Lil Miquela tiene 19 años, es música, modelo e influencer. En su perfil de Instagram muestra su día a día: queda para cenar con unos amigos, se toma un helado, va a hacerse un tatuaje, graba una canción con una productora famosa de Nueva York. Y todo, vestida de firmas como Prada, Balenciaga, Chanel y Burberry. Lo normal. Más de 1,5 millones de seguidores siguen sus andanzas como icono de moda. Pero la probabilidad de que te cruces con Miquela por la calle es de cero absoluto. Esta joven no es de carne y hueso: solo existe dentro de un ordenador. Pero esto no es impedimento para que las marcas apuesten por ella como embajadora de sus productos. Ha aparecido en la revista Vogue vestida de Alexander Mcqueen y la revista TIME la nombró el año pasado una de las 25 personas más influyentes de internet. Su existencia da una vuelta de tuerca al negocio de las influencers y abre el debate sobre el futuro del marketing.

En sus publicaciones, Miquela se describe a sí misma como un robot, pero no está tan claro que la inteligencia artificial tenga algo que ver con ella. Los pies de foto de sus publicaciones y la gestión de su perfil apuntan más a que hay un equipo de carne y hueso creando las imágenes y contestando comentarios.
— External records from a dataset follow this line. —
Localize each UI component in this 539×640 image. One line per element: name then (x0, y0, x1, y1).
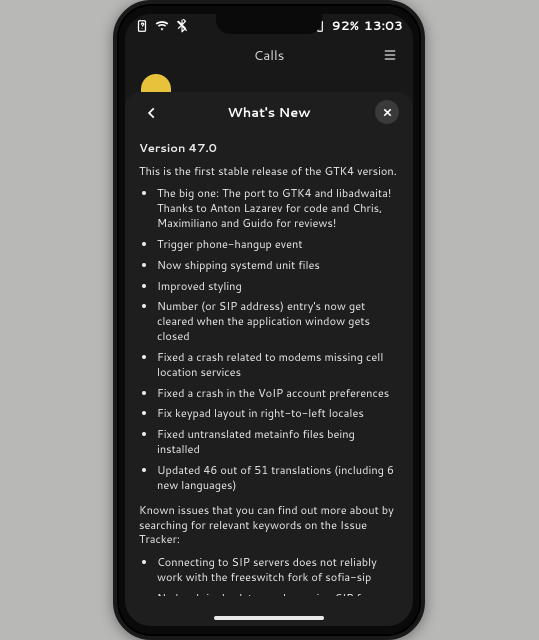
bluetooth-off-icon (175, 19, 189, 33)
list-item: Fixed a crash in the VoIP account prefer… (157, 386, 399, 401)
avatar-peek (141, 74, 171, 92)
known-issues-intro: Known issues that you can find out more … (139, 503, 399, 548)
sheet-title: What's New (139, 104, 399, 122)
hamburger-icon (382, 47, 398, 63)
list-item: Connecting to SIP servers does not relia… (157, 555, 399, 585)
list-item: Fix keypad layout in right-to-left local… (157, 406, 399, 421)
phone-frame: 92% 13:03 Calls What's New Versi (113, 0, 425, 640)
list-item: Improved styling (157, 279, 399, 294)
close-button[interactable] (375, 100, 399, 124)
app-header: Calls (125, 38, 413, 72)
list-item: Trigger phone-hangup event (157, 237, 399, 252)
home-indicator[interactable] (214, 616, 324, 620)
release-notes[interactable]: Version 47.0 This is the first stable re… (139, 134, 399, 596)
version-heading: Version 47.0 (139, 140, 399, 156)
whats-new-sheet: What's New Version 47.0 This is the firs… (125, 92, 413, 626)
sheet-header: What's New (139, 92, 399, 134)
wifi-icon (155, 19, 169, 33)
list-item: No local ringback tone when using SIP fo… (157, 591, 399, 596)
screen: 92% 13:03 Calls What's New Versi (125, 14, 413, 626)
app-title: Calls (254, 46, 285, 65)
list-item: Fixed untranslated metainfo files being … (157, 427, 399, 457)
list-item: Now shipping systemd unit files (157, 258, 399, 273)
changes-list: The big one: The port to GTK4 and libadw… (139, 186, 399, 492)
list-item: Fixed a crash related to modems missing … (157, 350, 399, 380)
display-notch (216, 14, 322, 34)
list-item: Updated 46 out of 51 translations (inclu… (157, 463, 399, 493)
clock: 13:03 (364, 17, 403, 35)
help-icon (135, 19, 149, 33)
list-item: Number (or SIP address) entry's now get … (157, 299, 399, 344)
battery-percent: 92% (332, 17, 359, 35)
known-issues-list: Connecting to SIP servers does not relia… (139, 555, 399, 596)
close-icon (382, 107, 393, 118)
intro-text: This is the first stable release of the … (139, 164, 399, 179)
list-item: The big one: The port to GTK4 and libadw… (157, 186, 399, 231)
menu-button[interactable] (377, 42, 403, 68)
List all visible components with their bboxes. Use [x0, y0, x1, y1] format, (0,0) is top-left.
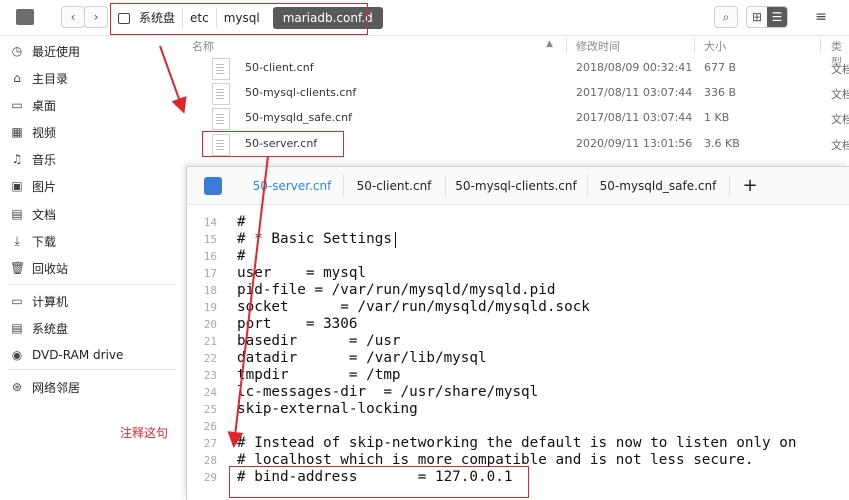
annotation-arrows	[159, 45, 269, 448]
annotation-arrow-2	[227, 155, 269, 448]
annotation-arrow-1	[159, 45, 187, 114]
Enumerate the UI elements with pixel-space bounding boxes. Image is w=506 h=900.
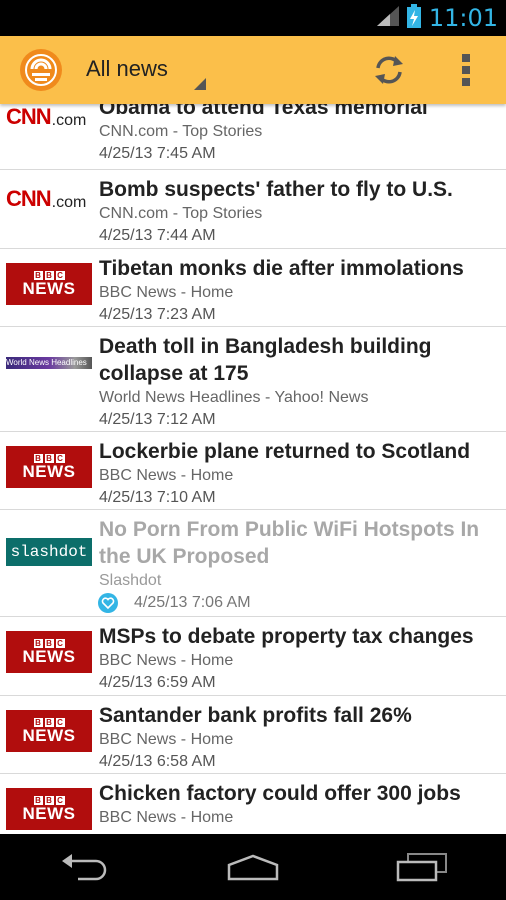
refresh-button[interactable]	[367, 48, 411, 92]
overflow-menu-button[interactable]	[444, 48, 488, 92]
article-date: 4/25/13 7:45 AM	[99, 145, 216, 162]
source-logo-bbc-news: BBC NEWS	[6, 263, 92, 305]
home-button[interactable]	[223, 847, 283, 887]
article-source: CNN.com - Top Stories	[99, 205, 263, 222]
news-item[interactable]: BBC NEWS Santander bank profits fall 26%…	[0, 696, 506, 774]
news-item[interactable]: CNN .com Bomb suspects' father to fly to …	[0, 170, 506, 249]
status-icons: 11:01	[376, 0, 498, 36]
battery-charging-icon	[406, 3, 421, 33]
article-source: BBC News - Home	[99, 284, 234, 301]
article-title: Santander bank profits fall 26%	[99, 704, 412, 727]
article-source: BBC News - Home	[99, 731, 234, 748]
article-date-row: 4/25/13 7:06 AM	[98, 592, 498, 620]
home-icon	[227, 854, 279, 881]
source-logo-world-news: World News Headlines	[6, 357, 92, 369]
news-item[interactable]: slashdot No Porn From Public WiFi Hotspo…	[0, 510, 506, 617]
news-filter-spinner[interactable]: All news	[86, 54, 210, 90]
article-title: MSPs to debate property tax changes	[99, 625, 474, 648]
article-title: Obama to attend Texas memorial	[99, 104, 428, 119]
status-bar: 11:01	[0, 0, 506, 36]
source-logo-bbc-news: BBC NEWS	[6, 631, 92, 673]
source-logo-cnn: CNN .com	[6, 104, 87, 129]
source-logo-bbc-news: BBC NEWS	[6, 710, 92, 752]
news-item[interactable]: BBC NEWS Tibetan monks die after immolat…	[0, 249, 506, 327]
source-logo-bbc-news: BBC NEWS	[6, 788, 92, 830]
article-title: Tibetan monks die after immolations	[99, 257, 464, 280]
favorite-heart-icon[interactable]	[98, 593, 118, 613]
recent-apps-button[interactable]	[392, 847, 452, 887]
navigation-bar	[0, 834, 506, 900]
back-icon	[62, 854, 107, 881]
source-logo-bbc-news: BBC NEWS	[6, 446, 92, 488]
more-vert-icon	[462, 54, 470, 86]
article-title: Bomb suspects' father to fly to U.S.	[99, 178, 453, 201]
clock: 11:01	[428, 4, 498, 32]
article-source: CNN.com - Top Stories	[99, 123, 263, 140]
article-source: BBC News - Home	[99, 467, 234, 484]
article-title: Death toll in Bangladesh building collap…	[99, 335, 432, 385]
source-logo-cnn: CNN .com	[6, 186, 87, 211]
news-item[interactable]: BBC NEWS Chicken factory could offer 300…	[0, 774, 506, 834]
article-source: BBC News - Home	[99, 652, 234, 669]
news-item[interactable]: CNN .com Obama to attend Texas memorial C…	[0, 104, 506, 170]
action-bar: All news	[0, 36, 506, 104]
news-item[interactable]: BBC NEWS Lockerbie plane returned to Sco…	[0, 432, 506, 510]
article-title: Lockerbie plane returned to Scotland	[99, 440, 471, 463]
spinner-arrow-icon	[194, 78, 206, 90]
spinner-label: All news	[86, 56, 168, 81]
article-source: Slashdot	[99, 572, 162, 589]
news-item[interactable]: BBC NEWS MSPs to debate property tax cha…	[0, 617, 506, 696]
article-title: Chicken factory could offer 300 jobs	[99, 782, 461, 805]
app-logo-icon[interactable]	[20, 49, 62, 91]
article-date: 4/25/13 7:06 AM	[134, 594, 251, 611]
news-item[interactable]: World News Headlines Death toll in Bangl…	[0, 327, 506, 432]
back-button[interactable]	[54, 847, 114, 887]
article-source: BBC News - Home	[99, 809, 234, 826]
refresh-icon	[375, 56, 403, 84]
news-list[interactable]: CNN .com Obama to attend Texas memorial C…	[0, 104, 506, 834]
signal-icon	[376, 5, 399, 31]
recent-apps-icon	[396, 853, 447, 882]
article-title: No Porn From Public WiFi Hotspots In the…	[99, 518, 480, 568]
article-source: World News Headlines - Yahoo! News	[99, 389, 369, 406]
source-logo-slashdot: slashdot	[6, 538, 92, 566]
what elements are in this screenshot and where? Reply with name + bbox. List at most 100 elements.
En las fotos ves a Lil Miquela, pero podría ser un señor de Cuenca. Empezó sus andanzas por Instagram en 2016. En ese momento, muchos se preguntaban si era real. Brud, la agencia creativa que creó este avatar, aún no había explicado abiertamente que no era una persona de verdad y jugaba con la incertidumbre mientras el número de seguidores no dejaba de aumentar.


En este documento publicado por la compañía que creó a Lil Miquela se resuelven algunas preguntas frecuentes. Una de ellas es la inevitable: «¿Miquela es real?» A lo que la compañía responde: «Tanto como Rihanna». No es una respuesta descabellada. En lo que a la mayoría de seres humanos concierne, Rihanna podría ser un avatar virtual. Total, las probabilidades de que te cruces con ella por la calle también rozan el cero absoluto.